Of course, give them chances. Coach them. Mentor them. But once you have done that and you see no improvement, you have to be willing to let them go. Otherwise you cannot grow.
A company is not a social institution. Sure you can make friends while you’re there—but making friends is not even close to the main purpose of your company. Your company is there to make money, to succeed and to create jobs for those that will do them, not to support people who cannot do a good job.
As a sales manager you have quotas to meet. If you have people there who are not producing you must rid yourself of them. As hard as that is, you must do it.
A Non-Team Sport—With a Team Spirit
Even with a decent commission structure, and happy and great producers on your team, part of your job will still be to cheer them on, just as a coach does with a team.
Which is kind of an odd thing. Sales is really not a team sport. It’s not like soccer, hockey or football—it isn’t a group of people all cooperating to move to a single goal. People have tried to operate sales teams this way, but it never works. You’re never going to get a group of salespeople to agree to be paid a “team commission” or some such if the team reaches a goal.
But even so, a sales manager has to create a team spirit.
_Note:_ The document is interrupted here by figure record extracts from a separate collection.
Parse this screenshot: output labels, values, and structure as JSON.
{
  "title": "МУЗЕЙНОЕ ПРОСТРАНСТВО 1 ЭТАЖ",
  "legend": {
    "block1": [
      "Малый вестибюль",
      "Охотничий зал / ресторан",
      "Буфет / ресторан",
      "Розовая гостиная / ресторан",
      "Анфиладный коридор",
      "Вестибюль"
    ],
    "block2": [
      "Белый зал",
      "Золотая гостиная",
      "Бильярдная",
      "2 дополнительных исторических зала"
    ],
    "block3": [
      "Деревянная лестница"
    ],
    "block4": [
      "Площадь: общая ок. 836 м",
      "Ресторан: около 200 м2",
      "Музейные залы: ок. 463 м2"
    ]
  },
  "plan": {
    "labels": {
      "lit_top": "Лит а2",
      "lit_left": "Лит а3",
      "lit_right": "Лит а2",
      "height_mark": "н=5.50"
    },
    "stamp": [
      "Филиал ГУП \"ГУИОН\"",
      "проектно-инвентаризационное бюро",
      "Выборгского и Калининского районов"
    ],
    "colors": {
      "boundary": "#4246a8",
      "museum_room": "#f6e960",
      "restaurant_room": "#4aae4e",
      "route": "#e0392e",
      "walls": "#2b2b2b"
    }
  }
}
And because a sales team is composed of such vastly different individuals, all self-motivated, it’s definitely a tricky business.
Building a Team
A sales manager, evaluating, coaching, and mentoring personnel, must build a team. That team is constantly shifting as people come and go, so in addition to the other skills already named, hiring and firing must be in that skillset, too. You hire the best you can find, get them into positions they’re great at, into a commission structure they’re happy with, get them all fired up and selling. If they don’t make it, you cut them loose. The ones that do, you do everything you can to help.
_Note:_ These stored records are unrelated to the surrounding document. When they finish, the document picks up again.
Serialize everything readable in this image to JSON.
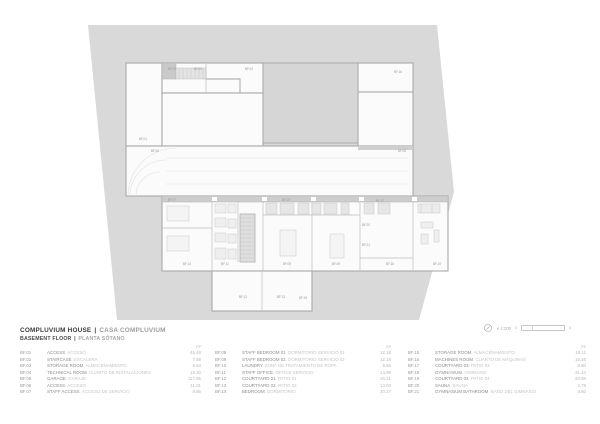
{
  "title": {
    "en": "COMPLUVIUM HOUSE",
    "sep": "|",
    "es": "CASA COMPLUVIUM"
  },
  "subtitle": {
    "en": "BASEMENT FLOOR",
    "sep": "|",
    "es": "PLANTA SÓTANO"
  },
  "scale": {
    "north_icon": "north-arrow-icon",
    "label": "e 1:200",
    "bar_start": "0",
    "bar_end": "5"
  },
  "legend": {
    "unit": "m²",
    "sep": ".",
    "columns": [
      {
        "rows": [
          {
            "code": "BF.01",
            "name_en": "ACCESS",
            "name_es": "ACCESO",
            "area": "45.49"
          },
          {
            "code": "BF.02",
            "name_en": "STAIRCASE",
            "name_es": "ESCALERA",
            "area": "7.58"
          },
          {
            "code": "BF.03",
            "name_en": "STORAGE ROOM",
            "name_es": "ALMACENAMIENTO",
            "area": "6.63"
          },
          {
            "code": "BF.04",
            "name_en": "TECHNICAL ROOM",
            "name_es": "CUARTO DE INSTALACIONES",
            "area": "19.30"
          },
          {
            "code": "BF.05",
            "name_en": "GARAGE",
            "name_es": "GARAJE",
            "area": "117.85"
          },
          {
            "code": "BF.06",
            "name_en": "ACCESS",
            "name_es": "ACCESO",
            "area": "11.01"
          },
          {
            "code": "BF.07",
            "name_en": "STAFF ACCESS",
            "name_es": "ACCESO DE SERVICIO",
            "area": "8.86"
          }
        ]
      },
      {
        "rows": [
          {
            "code": "BF.08",
            "name_en": "STAFF BEDROOM 01",
            "name_es": "DORMITORIO SERVICIO 01",
            "area": "12.18"
          },
          {
            "code": "BF.09",
            "name_en": "STAFF BEDROOM 02",
            "name_es": "DORMITORIO SERVICIO 02",
            "area": "12.18"
          },
          {
            "code": "BF.10",
            "name_en": "LAUNDRY",
            "name_es": "ZONA DE TRATAMIENTO DE ROPA",
            "area": "8.66"
          },
          {
            "code": "BF.11",
            "name_en": "STAFF OFFICE",
            "name_es": "OFFICE SERVICIO",
            "area": "14.99"
          },
          {
            "code": "BF.12",
            "name_en": "COURTYARD 01",
            "name_es": "PATIO 01",
            "area": "16.21"
          },
          {
            "code": "BF.13",
            "name_en": "COURTYARD 02",
            "name_es": "PATIO 02",
            "area": "13.03"
          },
          {
            "code": "BF.14",
            "name_en": "BEDROOM",
            "name_es": "DORMITORIO",
            "area": "20.27"
          }
        ]
      },
      {
        "rows": [
          {
            "code": "BF.15",
            "name_en": "STORAGE ROOM",
            "name_es": "ALMACENAMIENTO",
            "area": "18.11"
          },
          {
            "code": "BF.16",
            "name_en": "MACHINES ROOM",
            "name_es": "CUARTO DE MÁQUINAS",
            "area": "15.16"
          },
          {
            "code": "BF.17",
            "name_en": "COURTYARD 03",
            "name_es": "PATIO 03",
            "area": "8.80"
          },
          {
            "code": "BF.18",
            "name_en": "GYMNASIUM",
            "name_es": "GIMNASIO",
            "area": "31.44"
          },
          {
            "code": "BF.19",
            "name_en": "COURTYARD 04",
            "name_es": "PATIO 04",
            "area": "20.68"
          },
          {
            "code": "BF.20",
            "name_en": "SAUNA",
            "name_es": "SAUNA",
            "area": "2.78"
          },
          {
            "code": "BF.21",
            "name_en": "GYMNASIUM BATHROOM",
            "name_es": "BAÑO DEL GIMNASIO",
            "area": "4.50"
          }
        ]
      }
    ]
  },
  "plan": {
    "labels": [
      {
        "code": "BF.01",
        "x": 143,
        "y": 140
      },
      {
        "code": "BF.02",
        "x": 172,
        "y": 70
      },
      {
        "code": "BF.03",
        "x": 198,
        "y": 70
      },
      {
        "code": "BF.04",
        "x": 249,
        "y": 70
      },
      {
        "code": "BF.16",
        "x": 398,
        "y": 73
      },
      {
        "code": "BF.05",
        "x": 155,
        "y": 152
      },
      {
        "code": "BF.06",
        "x": 402,
        "y": 152
      },
      {
        "code": "BF.07",
        "x": 172,
        "y": 201
      },
      {
        "code": "BF.10",
        "x": 286,
        "y": 201
      },
      {
        "code": "BF.17",
        "x": 380,
        "y": 202
      },
      {
        "code": "BF.14",
        "x": 187,
        "y": 265
      },
      {
        "code": "BF.11",
        "x": 225,
        "y": 265
      },
      {
        "code": "BF.08",
        "x": 287,
        "y": 265
      },
      {
        "code": "BF.09",
        "x": 336,
        "y": 265
      },
      {
        "code": "BF.18",
        "x": 390,
        "y": 265
      },
      {
        "code": "BF.15",
        "x": 437,
        "y": 265
      },
      {
        "code": "BF.20",
        "x": 366,
        "y": 226
      },
      {
        "code": "BF.21",
        "x": 366,
        "y": 246
      },
      {
        "code": "BF.12",
        "x": 243,
        "y": 298
      },
      {
        "code": "BF.13",
        "x": 281,
        "y": 298
      },
      {
        "code": "BF.19",
        "x": 303,
        "y": 299
      }
    ]
  }
}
A major challenge in the U.S. is that a sales rep remains with a company an average of two years. Given that short time frame, a sales manager must make a sales rep productive long before that 2-year mark, when the rep might possibly move on.
Despite the pressures, a team cannot be created overnight. Even when a team is composed of superstar players, it still takes time to build that team up so they are a championship team. A fantastic example outside of sales is the Chicago Bulls basketball team in the 1990s, Michael Jordan was drafted to the team out of college in 1984, but the team didn’t become “unstoppable” until 1991. In comparison, a sales manager is expected to build a championship team in less than 2 years.
It’s already a problem that sales is not viewed as a real profession, in which it takes some time to train. You would never expect to bring a doctor into a specialty area in a hospital and expect them to perform expertly right off the bat. There’s an idea out there that sales doesn’t require much training, and that anyone can get up and running in it in very little time. We don’t spend as much time monitoring and mentoring them as we should.
Beneath that, there is a view that sales, as a profession, doesn’t require much intelligence. Some movies, such as the legendary Glengarry Glen Ross, portray salespeople as unskilled pestering people who, when they lose, “just should have called more.” The media has portrayed salespeople as money-driven, low-class people. The reality is that salespeople are crucial for a society, because it is they who comprise and create a real middle class. They create stability within the society.
Perception is Everything
It’s more than just a great idea for you to be a sales manager that salespeople like, respect, and want to work for.
In today’s sales environment, perception is everything. Your sales reps have reputations that rapidly spread online–good or bad. Guess what? As a sales manager, so do you! If you are perceived as a manager that helps, that reps can rely on, then you’ll be able to rely on your reps, too. And they’ll be able to recommend you, as one of their customers would recommend them.